Retaining same experience from the previous Bs with 2’ less length, while keeping up with openness, will be challenging.
Actually, it is only 10 inches less (Cargo length: Sprinter:171", Transit 161"). Our Sprinter is not the extended length model.
Plus, the Transit is significantly taller and also has straighter sides. So overall it is not too bad. Not sure which has the greater usable volume.

Quote:
Are you planning to do detailed design yourself or it is going to be a part of contract with the upfitter?
--I will produce a solid-model rendering of the interior, which will specify exact dimensions and general shapes.
--I will definitely specify all appliances and major systems.
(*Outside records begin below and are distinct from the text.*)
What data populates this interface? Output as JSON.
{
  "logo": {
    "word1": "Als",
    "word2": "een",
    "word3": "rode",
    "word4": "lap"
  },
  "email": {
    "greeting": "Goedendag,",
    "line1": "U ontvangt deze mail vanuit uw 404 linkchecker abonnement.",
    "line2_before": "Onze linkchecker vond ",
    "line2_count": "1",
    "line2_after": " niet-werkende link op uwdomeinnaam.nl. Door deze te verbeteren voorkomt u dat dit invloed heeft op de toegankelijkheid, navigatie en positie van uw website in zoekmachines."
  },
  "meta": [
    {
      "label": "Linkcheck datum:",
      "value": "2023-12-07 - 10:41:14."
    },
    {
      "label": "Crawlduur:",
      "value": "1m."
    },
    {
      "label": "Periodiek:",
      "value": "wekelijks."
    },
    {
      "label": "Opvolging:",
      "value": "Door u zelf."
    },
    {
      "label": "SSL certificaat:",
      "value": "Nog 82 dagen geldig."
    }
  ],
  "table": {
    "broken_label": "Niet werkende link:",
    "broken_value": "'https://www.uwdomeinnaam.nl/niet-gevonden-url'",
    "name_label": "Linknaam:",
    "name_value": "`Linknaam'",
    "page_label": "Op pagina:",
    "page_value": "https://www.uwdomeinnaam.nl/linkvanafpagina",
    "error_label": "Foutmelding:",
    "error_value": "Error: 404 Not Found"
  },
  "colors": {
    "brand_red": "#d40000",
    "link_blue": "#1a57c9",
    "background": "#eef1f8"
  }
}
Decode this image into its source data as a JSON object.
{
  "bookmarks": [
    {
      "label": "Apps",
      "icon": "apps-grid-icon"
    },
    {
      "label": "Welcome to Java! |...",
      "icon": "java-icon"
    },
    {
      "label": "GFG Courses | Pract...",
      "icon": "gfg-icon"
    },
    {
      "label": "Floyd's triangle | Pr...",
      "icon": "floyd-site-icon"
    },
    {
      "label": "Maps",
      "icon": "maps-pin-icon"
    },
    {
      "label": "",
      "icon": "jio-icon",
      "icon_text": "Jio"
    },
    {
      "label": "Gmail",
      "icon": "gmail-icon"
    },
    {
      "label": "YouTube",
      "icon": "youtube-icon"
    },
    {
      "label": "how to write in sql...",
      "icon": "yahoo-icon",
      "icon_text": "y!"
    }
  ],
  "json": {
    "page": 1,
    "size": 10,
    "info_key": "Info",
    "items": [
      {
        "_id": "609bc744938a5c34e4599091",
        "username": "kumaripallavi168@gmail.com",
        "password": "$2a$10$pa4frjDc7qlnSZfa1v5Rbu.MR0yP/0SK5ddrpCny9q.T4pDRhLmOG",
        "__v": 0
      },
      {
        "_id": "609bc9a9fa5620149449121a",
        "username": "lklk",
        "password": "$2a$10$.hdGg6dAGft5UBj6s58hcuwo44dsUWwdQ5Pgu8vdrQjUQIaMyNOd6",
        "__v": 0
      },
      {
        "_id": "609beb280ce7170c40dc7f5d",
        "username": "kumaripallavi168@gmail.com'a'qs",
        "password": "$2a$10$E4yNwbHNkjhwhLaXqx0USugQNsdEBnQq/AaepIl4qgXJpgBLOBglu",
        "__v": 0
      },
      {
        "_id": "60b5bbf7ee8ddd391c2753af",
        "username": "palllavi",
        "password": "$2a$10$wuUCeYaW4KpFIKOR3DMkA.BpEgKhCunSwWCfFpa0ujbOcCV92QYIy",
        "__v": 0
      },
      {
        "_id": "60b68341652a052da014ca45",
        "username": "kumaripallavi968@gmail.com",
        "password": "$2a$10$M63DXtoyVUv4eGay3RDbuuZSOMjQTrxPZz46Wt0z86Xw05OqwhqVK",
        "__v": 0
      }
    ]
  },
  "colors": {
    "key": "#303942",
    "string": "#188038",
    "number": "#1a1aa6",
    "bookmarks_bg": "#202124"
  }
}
--We will likely indicate general look and feel by finding examples that we like on the Internet (you can find examples of just about anything that can be done reasonably).
--Detailed execution details like plumbing and wire routing, location of hidden utilities (batteries, inverter, tanks, etc) will be a collaboration, with due deference to the upfitter's experience.
--Same with materials, hardware, etc. The prospective upfitter has significant aesthetic execution skills.
--Modularity is not a goal (we will likely be going for a fairly organic look), although accessibility and upgradability is.
--I have some thoughts wrt control, convenience and automation features. I intend to start another thread on that topic.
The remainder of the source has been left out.